Après 50 ans d’existence, il est bon de s’arrêter et de regarderle chemin parcouru. La section Pierre-Le Gardeur, qui couvre la partie sud-est de Lanaudière, en est à cette étape. Voici une brève rétrospective de l’histoire de la section. La section Repentigny est née le 21 octobre 1963 quand 35 personnes se réunirent à l’école La Purification de Repentigny (devenue plus tard l’école Alphonse- Desjardins, puis Soleil-de-l’Aube). On était porté par l’enthousiasme de la Révolution tranquille, mais, fait amusant, l’assemblée de fondation se termina par le « Ô Canada »!

La section Repentigny va devenir la section Le Gardeur en janvier 1972, à la suite de l’absorption de la section De Lorimier de L’Assomption. Nouveau changement de nom pour Pierre-Le Gardeur en 1987, de manière à éviter l’identification avec la seule ville de Le Gardeur.

Au premier président, Jacques Vadboncoeur, succédèrent, entre autres, Marcel Coderre (1964-1969), Jean-Marie-Cossette (1970-1973), Léon Simard (1974-1978), Aurélien Boisvert (1978-1981), Émilien St-Maurice (1982-1984), Claude Richard (1986-1989), René Asselin (1994-1996; 2005-2006), Yolande Gingras (1999-2004) et Claude J. Allard (2006-2010; 2011-2013).

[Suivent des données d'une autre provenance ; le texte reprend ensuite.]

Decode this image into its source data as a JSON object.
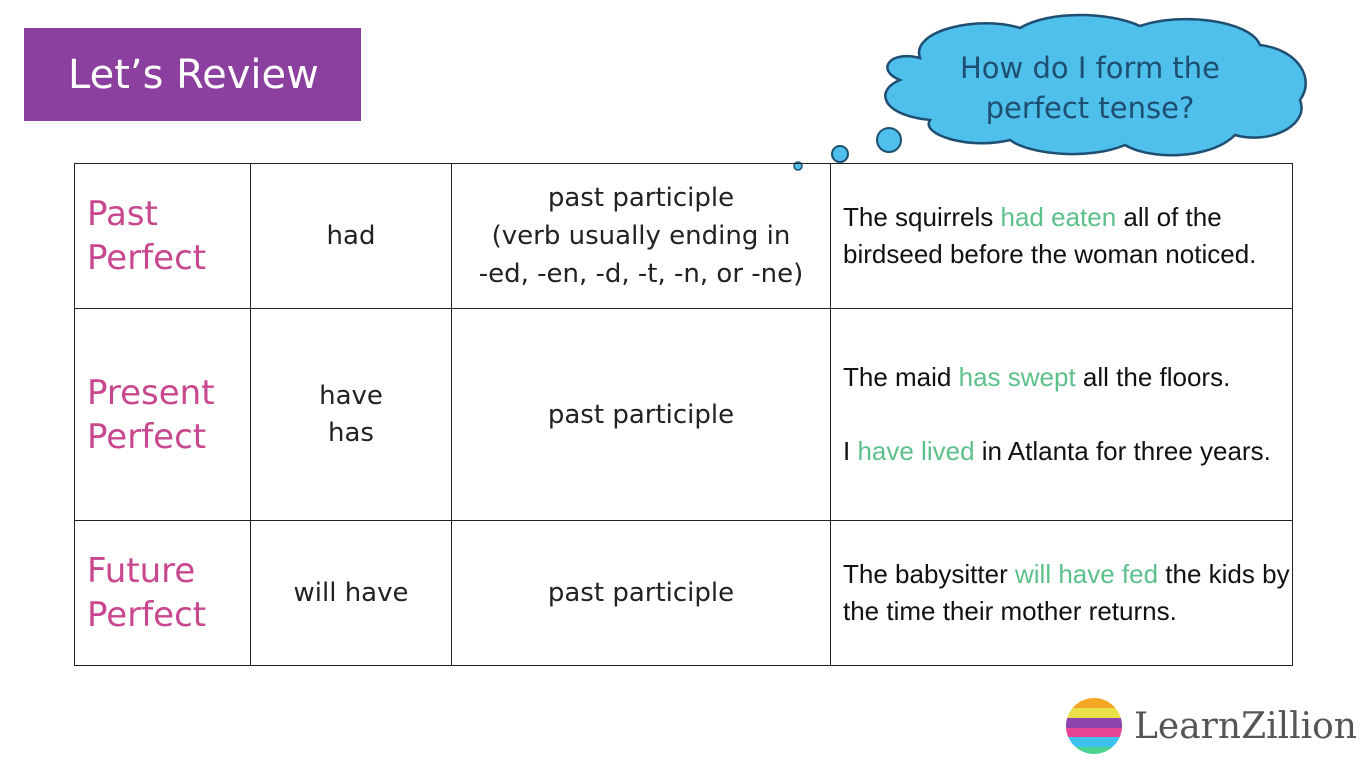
{
  "header": {
    "title": "Let’s Review"
  },
  "thought_bubble": {
    "text_line1": "How do I form the",
    "text_line2": "perfect tense?",
    "color": "#4fc0ec"
  },
  "table": {
    "rows": [
      {
        "tense_line1": "Past",
        "tense_line2": "Perfect",
        "helper_line1": "had",
        "helper_line2": "",
        "form_line1": "past participle",
        "form_line2": "(verb usually ending in",
        "form_line3": "-ed, -en, -d,  -t, -n, or -ne)",
        "examples": [
          {
            "pre": "The squirrels ",
            "hl": "had eaten",
            "post": " all of the birdseed before the woman noticed."
          }
        ]
      },
      {
        "tense_line1": "Present",
        "tense_line2": "Perfect",
        "helper_line1": "have",
        "helper_line2": "has",
        "form_line1": "past participle",
        "examples": [
          {
            "pre": "The maid ",
            "hl": "has swept",
            "post": " all the floors."
          },
          {
            "pre": "I ",
            "hl": "have lived",
            "post": " in Atlanta for three years."
          }
        ]
      },
      {
        "tense_line1": "Future",
        "tense_line2": "Perfect",
        "helper_line1": "will have",
        "form_line1": "past participle",
        "examples": [
          {
            "pre": "The babysitter ",
            "hl": "will have fed",
            "post": " the kids by the time their mother returns."
          }
        ]
      }
    ]
  },
  "colors": {
    "title_bg": "#8b3f9f",
    "tense": "#c8478f",
    "highlight": "#5cc08a"
  },
  "logo": {
    "text": "LearnZillion"
  }
}
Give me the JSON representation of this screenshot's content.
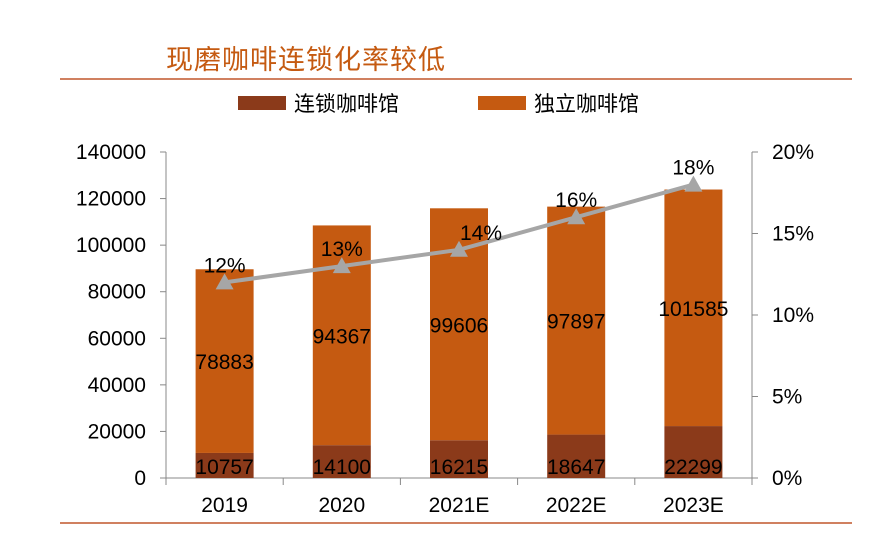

Il y eut des hauts et des bas durant ces 50 ans. Si, certaines années le nombre de membres a atteint presque 200, d’autres années les effectifs ont été réduits à quelques dizaines. Ce fut le cas vers la fin des années 1960. En pleine Crise d’octobre, il n’y eut que neuf personnes de présentes à l’assemblée générale du 8 novembre 1970 qui porta à la présidence de la section Jean-Marie Cossette, frais sorti d’un séjour en prison, sans procès évidemment, gracieuseté de Pierre Elliot Trudeau. Les troupes se regarnirent.

La section a tenté d’influencer le milieu en touchant à beaucoup de choses. Mais les lignesd’action – et de force – de la section sont toujours restées la langue, le statut politique duQuébec, l’histoire nationale et les valeurs québécoises.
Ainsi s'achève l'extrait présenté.